Other important Islamic monuments that were extensively studied by scholars include excavations by Jean-Claude Gardin at Lashkari Bazar in Bost in 1963, Terry Allen’s 1981 publication cataloging Timurid period Herat, and Ralph Pinder-Wilson’s studies of Islamic epigraphy at the minaret of Jam. Bronze and ceramic Islamic period artifacts identical to those of Afghanistan are found in Iran, Uzbekistan, Tajikistan and Turkmenistan; it is sometimes a struggle to get material known to have come from Afghanistan to be properly labeled in Western museums, although at time Afghanistan material may be recognized by its more rigorous style.
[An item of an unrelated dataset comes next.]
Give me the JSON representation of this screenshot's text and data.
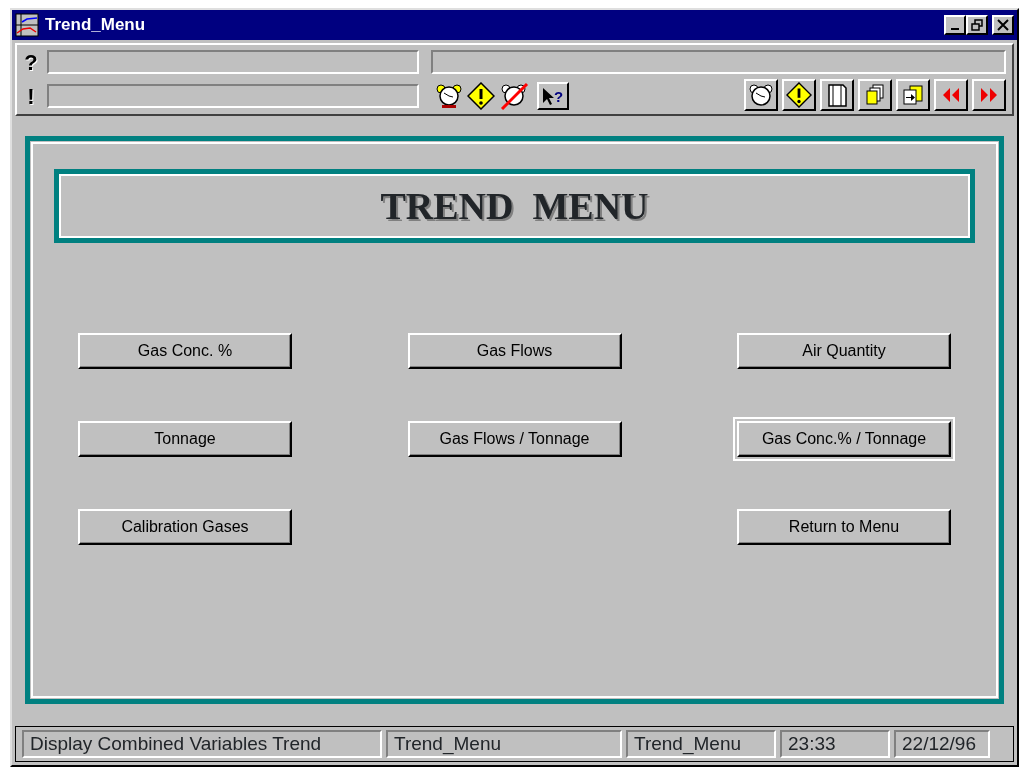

This then, is what might be called the “Designated List” problem. Almost every object that could be named on a Designated List of objects blocked from U.S. entry from Afghanistan may not be from Afghanistan at all.

This is Part 4 of a 4 part series.

Part One  Afghanistan’s Heritage: A Former Government, the Taliban, and a Questionable Blockade

Part Two  The Real Looting of Afghanistan: Pit Mining vs a Resplendent Heritage: How Corrupt Parliamentarians and the Taliban Stripped Afghanistan of Mineral Revenue

Part Three The Evolution of Afghanistan’s Cultural Heritage Law: How Communists Turned a Workable Law Against Archaeologists and Sentenced a British
Museum Curator to Death

Part Four  Afghanistan’s 4000 Years of Cross-Border Empires and Trade

[1] Louis Dupree worked extensively throughout Afghanistan, focusing largely on the Neolithic, from the 1950s through the 1970s, when he and his archeologist wife Nancy Hatch Dupree were forced out of the country after the first communist coup d’etat. Their home had served as one of Afghanistan’s intellectual salons and they were too well acquainted with many of the personalities associated with the Communist takeover.